Jornalista formado na Universidade Federal do Ceará (UFC). Foi repórter do Vida&Arte, redator de Primeira Página e, em 2018, virou editor-adjunto de Esportes. Trabalhou na cobertura das Copas do Mundo (2014) e das Confederações (2013), e organizou a de 2018. Atualmente, é editor-chefe de Esportes do O POVO, depois de ter chefiado a área de Cidades. Escreve sobre a inserção de minorias (com enfoque na população LGBTQ+) no meio esportivo no Esportes O POVO
Heated Rivalry: sexualidade, hóquei no gelo e representatividade
Nem toda obra é para todos. E ainda que eu admita ter zero interesse em assistir ao romance no gelo, sou o primeiro a defender a importância de uma obra "boba" que traga luz aos temas da série
Foto: Sabrina Lantos/ Crave/ Divulgação
Shane Hollander (Hudson Williams) e Ilya Rozanov (Connor Storrie), protagonistas de Heated Rivalry (Rivalidade Ardente)
Maior sucesso internacional da TV canadense, a série "Heated Rivalry" une dois dos meus assuntos favoritos do mundo: hóquei no gelo e viadagem. Ainda não lançado oficialmente no Brasil — chega à HBO Max em fevereiro —, o seriado adapta a obra "Game Changers", da escritora Rachel Reid, e se centra no relacionamento secreto entre Shane Hollander (Hudson Williams) e Ilya Rozanov (Connor Storrie), estrelas ficcionais da modalidade.

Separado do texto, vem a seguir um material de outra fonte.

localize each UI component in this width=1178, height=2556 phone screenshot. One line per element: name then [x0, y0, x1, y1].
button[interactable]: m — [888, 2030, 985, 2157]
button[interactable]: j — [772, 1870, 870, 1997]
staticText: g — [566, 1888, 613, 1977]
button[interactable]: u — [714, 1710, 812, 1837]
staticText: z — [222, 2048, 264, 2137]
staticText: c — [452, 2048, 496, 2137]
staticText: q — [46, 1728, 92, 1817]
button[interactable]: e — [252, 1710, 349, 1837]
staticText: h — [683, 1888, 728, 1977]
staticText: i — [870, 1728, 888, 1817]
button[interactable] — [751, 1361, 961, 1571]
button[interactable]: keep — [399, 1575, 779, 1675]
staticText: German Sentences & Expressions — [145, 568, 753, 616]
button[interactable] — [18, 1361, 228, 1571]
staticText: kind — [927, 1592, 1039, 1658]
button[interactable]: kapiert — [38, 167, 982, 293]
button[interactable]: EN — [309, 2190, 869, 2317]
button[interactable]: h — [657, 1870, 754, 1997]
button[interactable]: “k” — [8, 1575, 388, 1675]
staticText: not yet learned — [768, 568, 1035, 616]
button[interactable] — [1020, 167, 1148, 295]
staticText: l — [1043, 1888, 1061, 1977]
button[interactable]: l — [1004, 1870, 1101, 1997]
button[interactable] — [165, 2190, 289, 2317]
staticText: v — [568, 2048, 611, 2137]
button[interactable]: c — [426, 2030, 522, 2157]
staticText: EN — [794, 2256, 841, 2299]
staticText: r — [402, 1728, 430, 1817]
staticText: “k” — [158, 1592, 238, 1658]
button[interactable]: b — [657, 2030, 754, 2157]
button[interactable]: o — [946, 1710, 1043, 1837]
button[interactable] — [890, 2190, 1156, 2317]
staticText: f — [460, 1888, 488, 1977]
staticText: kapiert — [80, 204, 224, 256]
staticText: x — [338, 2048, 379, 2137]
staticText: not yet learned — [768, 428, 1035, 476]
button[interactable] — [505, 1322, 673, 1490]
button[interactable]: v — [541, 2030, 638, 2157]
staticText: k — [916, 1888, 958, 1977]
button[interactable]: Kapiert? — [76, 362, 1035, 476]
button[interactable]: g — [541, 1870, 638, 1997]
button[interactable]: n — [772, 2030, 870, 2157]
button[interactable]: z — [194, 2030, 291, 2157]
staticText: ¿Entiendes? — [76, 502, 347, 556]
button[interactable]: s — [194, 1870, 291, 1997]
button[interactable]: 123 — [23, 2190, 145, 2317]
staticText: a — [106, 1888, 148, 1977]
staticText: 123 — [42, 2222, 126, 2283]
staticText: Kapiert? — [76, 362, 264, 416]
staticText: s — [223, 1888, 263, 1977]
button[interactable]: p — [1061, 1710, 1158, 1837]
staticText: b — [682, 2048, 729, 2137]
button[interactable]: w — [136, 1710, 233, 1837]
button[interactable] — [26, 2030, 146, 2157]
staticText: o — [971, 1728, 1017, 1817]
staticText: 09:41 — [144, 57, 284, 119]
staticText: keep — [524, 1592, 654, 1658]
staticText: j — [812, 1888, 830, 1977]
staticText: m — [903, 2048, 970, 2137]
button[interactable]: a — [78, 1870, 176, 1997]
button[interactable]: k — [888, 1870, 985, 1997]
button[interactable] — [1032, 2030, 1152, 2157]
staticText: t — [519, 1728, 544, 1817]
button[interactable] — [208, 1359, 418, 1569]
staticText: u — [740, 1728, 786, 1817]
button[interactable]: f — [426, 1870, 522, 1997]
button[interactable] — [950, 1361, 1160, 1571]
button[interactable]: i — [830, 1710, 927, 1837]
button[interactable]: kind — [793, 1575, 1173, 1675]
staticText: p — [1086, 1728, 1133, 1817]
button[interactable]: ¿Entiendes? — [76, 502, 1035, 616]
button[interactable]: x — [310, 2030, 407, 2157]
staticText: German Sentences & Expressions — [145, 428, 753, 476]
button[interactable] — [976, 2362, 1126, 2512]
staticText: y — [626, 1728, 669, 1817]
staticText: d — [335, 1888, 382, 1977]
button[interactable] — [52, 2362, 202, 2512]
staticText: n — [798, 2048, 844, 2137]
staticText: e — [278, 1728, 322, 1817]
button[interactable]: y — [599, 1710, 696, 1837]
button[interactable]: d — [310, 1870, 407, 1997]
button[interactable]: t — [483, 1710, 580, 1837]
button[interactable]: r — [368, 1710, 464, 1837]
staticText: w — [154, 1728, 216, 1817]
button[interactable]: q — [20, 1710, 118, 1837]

Eu não assisti à série. Talvez porque eu gostaria de cravar a bandeira primeiro como consumidor de um nicho cultural extremamente específico. Talvez porque eu não me sinta realmente o público-alvo da obra. Talvez porque Hudson e Connor não façam muito o meu tipo. Talvez porque eu esteja velho demais, ranzinza demais.
Mas nem todo o meu pedantismo indie é capaz de negar que a obra é um fenômeno cultural significativo, que consegue trazer efeitos na sociedade.
Um levantamento do OutSports, site especializado em diversidade nos esportes, contabiliza 17 homens assumidamente LGBTQIA+ no hóquei no gelo. Nenhum deles, porém, chegou à NHL, principal liga do mundo — e que é ficcionalizada em "Heated Rivalry". Quem mais perto chegou foi o norte-americano Luke Prokop, que joga na AHL, espécie de “liga menor” da NHL.
Jesse Kortuem, ex-atleta da modalidade, se assumiu publicamente na semana passada, citando como a série o ajudou a lidar com a própria sexualidade.
Paralelamente, trouxe uma atenção rara ao hóquei no gelo, o primo feio dos esportes americanos. Apesar da imensa popularidade no Canadá, é uma modalidade de visibilidade ínfima e povoada de estigmas. "Então não tem regras? Pode brigar?"
"Heated Rivalry" não é inovadora ao juntar homossexualidade com esportes. É um tropo relativamente comum, por exemplo, em mangás/animes. Mas tais obras japonesas são em geral "vagamente homossexuais", com os relacionamentos baseados em sugestão ou subtexto. Ou seja, não são exatamente queer, mas satisfazem quem busca se identificar com os personagens, caçar uma pista que confirmaria a diversidade sexual da obra — ou "queerbating", como costuma ser denominado o recurso narrativo.
A obra canadense é muito mais ocidental, tanto por levantar o tema da homofobia, quanto por não se furtar a explorar a sexualidade. Assim, gera identificação, cria interesse, chega a mais gente.
Para o contexto LGBTQIA+, é uma nova opção. Nem toda obra queer precisa ser vanguardista como as de Derek Jarman, Todd Haynes ou Gregg Araki (ícones do New Queer Cinema) ou trágica como "Brokeback Mountain" ou "Moonlight". Às vezes, bobagens românticas como "Heartstopper" ou "Com Amor, Simon" podem ajudar a pessoa a se sentir bem consigo.